Recipe

Runbook Design

Build structured, repeatable incident response runbooks that your team can execute under pressure without second-guessing.

Why Runbooks Matter

A runbook turns tribal knowledge into a shared asset. When an alert fires at 3 AM, the on-call engineer follows a tested path — not a Slack scrollback. Good runbooks reduce mean time to resolution and prevent the same incident from escalating twice.

Core Structure

Trigger

What alert, metric, or page starts this runbook.

Triage

Quick checks to confirm severity and scope.

Mitigate

Stop the bleeding — rollback, drain traffic, kill pods.

Resolve

Root cause fix with verification steps.

Postmortem

Timeline, impact, and action items.

Automate

Turn manual steps into code or alerts.

Design Principles

Assume stress.
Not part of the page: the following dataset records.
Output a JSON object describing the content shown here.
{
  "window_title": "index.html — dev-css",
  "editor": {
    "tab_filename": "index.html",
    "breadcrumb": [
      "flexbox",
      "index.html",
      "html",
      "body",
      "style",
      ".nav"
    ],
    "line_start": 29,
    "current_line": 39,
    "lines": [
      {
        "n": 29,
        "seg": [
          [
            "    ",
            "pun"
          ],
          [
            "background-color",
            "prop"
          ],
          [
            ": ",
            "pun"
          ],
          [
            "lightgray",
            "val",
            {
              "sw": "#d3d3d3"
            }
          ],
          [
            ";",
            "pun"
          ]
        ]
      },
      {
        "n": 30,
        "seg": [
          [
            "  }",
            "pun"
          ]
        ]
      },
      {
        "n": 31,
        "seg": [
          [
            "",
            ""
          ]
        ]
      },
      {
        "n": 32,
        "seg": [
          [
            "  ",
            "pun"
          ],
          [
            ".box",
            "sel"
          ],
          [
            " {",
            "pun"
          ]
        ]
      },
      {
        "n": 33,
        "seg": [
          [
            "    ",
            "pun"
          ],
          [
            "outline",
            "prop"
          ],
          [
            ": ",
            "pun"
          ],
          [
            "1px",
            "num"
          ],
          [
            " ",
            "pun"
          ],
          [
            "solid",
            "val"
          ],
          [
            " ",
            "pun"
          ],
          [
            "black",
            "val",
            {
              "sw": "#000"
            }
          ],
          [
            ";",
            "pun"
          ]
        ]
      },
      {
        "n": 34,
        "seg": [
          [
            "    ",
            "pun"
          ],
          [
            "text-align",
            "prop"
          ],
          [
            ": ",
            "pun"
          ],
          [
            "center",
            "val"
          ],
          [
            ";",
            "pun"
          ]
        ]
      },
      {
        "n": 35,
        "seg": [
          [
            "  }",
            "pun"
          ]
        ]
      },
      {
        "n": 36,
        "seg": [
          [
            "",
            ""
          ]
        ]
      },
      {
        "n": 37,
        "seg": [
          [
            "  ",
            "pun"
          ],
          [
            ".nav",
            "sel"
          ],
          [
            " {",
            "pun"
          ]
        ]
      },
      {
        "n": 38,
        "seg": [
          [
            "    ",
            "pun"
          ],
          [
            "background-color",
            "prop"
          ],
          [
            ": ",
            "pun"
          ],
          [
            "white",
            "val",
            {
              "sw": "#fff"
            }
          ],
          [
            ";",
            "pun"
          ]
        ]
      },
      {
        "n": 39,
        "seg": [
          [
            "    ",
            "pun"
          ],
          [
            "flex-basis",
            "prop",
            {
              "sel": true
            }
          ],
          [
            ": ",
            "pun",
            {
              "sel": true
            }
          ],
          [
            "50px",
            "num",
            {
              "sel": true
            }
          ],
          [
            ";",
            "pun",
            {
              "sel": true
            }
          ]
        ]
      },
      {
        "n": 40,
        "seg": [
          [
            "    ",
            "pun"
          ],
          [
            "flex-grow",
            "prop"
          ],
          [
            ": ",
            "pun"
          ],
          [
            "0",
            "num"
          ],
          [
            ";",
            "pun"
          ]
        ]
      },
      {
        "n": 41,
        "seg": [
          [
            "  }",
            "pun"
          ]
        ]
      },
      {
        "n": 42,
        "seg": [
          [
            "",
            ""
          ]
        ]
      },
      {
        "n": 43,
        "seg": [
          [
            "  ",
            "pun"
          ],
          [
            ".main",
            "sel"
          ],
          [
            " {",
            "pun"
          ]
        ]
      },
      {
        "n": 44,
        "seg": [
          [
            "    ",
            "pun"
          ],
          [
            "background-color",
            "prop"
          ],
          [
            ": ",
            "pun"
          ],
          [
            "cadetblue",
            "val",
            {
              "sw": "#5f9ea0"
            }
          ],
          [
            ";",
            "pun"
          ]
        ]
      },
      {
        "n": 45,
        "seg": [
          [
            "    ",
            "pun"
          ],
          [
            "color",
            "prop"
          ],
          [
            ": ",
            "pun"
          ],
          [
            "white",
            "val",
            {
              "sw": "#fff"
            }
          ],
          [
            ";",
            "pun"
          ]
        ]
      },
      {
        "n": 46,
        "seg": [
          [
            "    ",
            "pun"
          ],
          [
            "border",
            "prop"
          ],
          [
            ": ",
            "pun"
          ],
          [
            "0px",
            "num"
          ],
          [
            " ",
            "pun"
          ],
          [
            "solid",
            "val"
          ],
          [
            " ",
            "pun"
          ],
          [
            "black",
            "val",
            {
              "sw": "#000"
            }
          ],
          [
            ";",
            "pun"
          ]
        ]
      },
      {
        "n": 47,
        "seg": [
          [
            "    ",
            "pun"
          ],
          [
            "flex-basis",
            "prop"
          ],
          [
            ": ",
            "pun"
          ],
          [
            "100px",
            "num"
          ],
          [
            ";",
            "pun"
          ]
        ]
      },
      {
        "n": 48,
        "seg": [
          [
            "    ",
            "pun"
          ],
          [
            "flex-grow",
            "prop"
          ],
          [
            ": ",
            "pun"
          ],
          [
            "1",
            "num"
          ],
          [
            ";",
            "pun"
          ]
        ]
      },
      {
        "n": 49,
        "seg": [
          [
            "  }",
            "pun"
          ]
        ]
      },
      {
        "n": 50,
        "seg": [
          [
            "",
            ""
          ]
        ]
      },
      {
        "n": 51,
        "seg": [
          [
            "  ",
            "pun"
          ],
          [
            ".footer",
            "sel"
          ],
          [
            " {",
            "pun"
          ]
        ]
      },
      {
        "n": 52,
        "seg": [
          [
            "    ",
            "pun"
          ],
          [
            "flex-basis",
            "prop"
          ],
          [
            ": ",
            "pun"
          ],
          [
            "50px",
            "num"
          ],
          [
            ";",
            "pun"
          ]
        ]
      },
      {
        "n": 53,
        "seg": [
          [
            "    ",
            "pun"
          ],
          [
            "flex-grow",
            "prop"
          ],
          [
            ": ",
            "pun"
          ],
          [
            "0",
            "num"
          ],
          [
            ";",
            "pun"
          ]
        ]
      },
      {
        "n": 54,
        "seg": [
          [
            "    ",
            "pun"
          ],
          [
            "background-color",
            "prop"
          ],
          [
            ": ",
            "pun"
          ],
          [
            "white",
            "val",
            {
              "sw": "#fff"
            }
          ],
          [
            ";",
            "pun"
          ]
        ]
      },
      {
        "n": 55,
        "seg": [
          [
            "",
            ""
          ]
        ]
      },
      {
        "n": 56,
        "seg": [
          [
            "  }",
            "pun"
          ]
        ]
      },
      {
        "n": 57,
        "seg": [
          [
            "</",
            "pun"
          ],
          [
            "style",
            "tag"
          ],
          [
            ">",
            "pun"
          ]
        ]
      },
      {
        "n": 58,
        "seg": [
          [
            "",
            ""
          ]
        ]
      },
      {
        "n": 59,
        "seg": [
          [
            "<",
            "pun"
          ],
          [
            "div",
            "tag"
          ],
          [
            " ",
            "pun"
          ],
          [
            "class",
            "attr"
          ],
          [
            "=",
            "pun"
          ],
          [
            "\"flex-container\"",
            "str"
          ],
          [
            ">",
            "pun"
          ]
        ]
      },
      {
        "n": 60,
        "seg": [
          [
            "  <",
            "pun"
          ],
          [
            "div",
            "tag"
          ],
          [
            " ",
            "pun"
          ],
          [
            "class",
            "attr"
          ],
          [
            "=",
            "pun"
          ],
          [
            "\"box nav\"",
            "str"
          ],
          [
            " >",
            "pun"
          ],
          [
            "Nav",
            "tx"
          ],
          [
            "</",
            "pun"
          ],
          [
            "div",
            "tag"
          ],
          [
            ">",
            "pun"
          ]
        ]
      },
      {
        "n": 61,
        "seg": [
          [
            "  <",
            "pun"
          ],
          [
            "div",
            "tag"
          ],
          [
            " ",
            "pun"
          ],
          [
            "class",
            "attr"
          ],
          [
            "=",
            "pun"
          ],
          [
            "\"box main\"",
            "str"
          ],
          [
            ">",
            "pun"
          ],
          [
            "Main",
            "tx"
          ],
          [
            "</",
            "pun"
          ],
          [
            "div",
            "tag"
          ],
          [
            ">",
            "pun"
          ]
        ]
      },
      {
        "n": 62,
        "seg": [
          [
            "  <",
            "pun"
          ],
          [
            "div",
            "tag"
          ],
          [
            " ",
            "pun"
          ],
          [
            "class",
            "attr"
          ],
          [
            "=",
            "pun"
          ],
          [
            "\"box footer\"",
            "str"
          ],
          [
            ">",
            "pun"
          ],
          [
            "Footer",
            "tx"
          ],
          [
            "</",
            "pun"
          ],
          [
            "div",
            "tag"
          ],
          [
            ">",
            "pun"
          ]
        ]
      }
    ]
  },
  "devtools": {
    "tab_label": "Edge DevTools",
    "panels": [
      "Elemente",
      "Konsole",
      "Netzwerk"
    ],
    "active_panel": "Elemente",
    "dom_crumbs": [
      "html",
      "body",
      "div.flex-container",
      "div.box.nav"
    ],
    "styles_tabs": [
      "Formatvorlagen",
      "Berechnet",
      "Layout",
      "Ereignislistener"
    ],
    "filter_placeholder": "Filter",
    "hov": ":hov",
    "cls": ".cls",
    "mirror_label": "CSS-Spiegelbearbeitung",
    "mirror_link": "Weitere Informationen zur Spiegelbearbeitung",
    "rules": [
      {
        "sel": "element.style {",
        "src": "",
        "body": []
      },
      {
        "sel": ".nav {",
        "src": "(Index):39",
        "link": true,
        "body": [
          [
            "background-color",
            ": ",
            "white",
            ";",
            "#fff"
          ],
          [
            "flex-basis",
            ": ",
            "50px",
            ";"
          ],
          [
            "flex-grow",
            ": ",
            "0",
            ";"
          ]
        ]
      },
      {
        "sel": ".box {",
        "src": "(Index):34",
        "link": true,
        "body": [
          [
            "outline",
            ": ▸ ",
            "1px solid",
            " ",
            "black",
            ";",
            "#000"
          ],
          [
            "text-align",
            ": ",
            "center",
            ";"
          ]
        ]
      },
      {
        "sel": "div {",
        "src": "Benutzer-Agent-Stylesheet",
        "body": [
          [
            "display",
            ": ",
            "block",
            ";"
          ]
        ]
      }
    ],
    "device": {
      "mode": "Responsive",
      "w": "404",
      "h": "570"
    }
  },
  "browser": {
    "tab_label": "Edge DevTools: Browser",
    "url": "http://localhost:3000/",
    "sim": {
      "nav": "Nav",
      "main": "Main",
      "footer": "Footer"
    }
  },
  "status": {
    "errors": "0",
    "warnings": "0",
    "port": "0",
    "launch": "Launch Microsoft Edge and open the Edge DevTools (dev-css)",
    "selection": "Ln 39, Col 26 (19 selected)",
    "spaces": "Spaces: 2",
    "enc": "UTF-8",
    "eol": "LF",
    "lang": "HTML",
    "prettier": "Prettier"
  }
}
Write for someone who just woke up. Use bold keywords, not paragraphs.
One path per scenario. Branching logic lives in separate runbooks, not inline if-trees.
Every step is verifiable. Include expected output or a check command so the operator knows it worked.
Version and review. Runbooks rot. Schedule quarterly drills and update stale steps.

Pro tip

Store runbooks alongside your alert definitions. When PagerDuty fires, the runbook link is in the notification — zero clicks to the first triage step.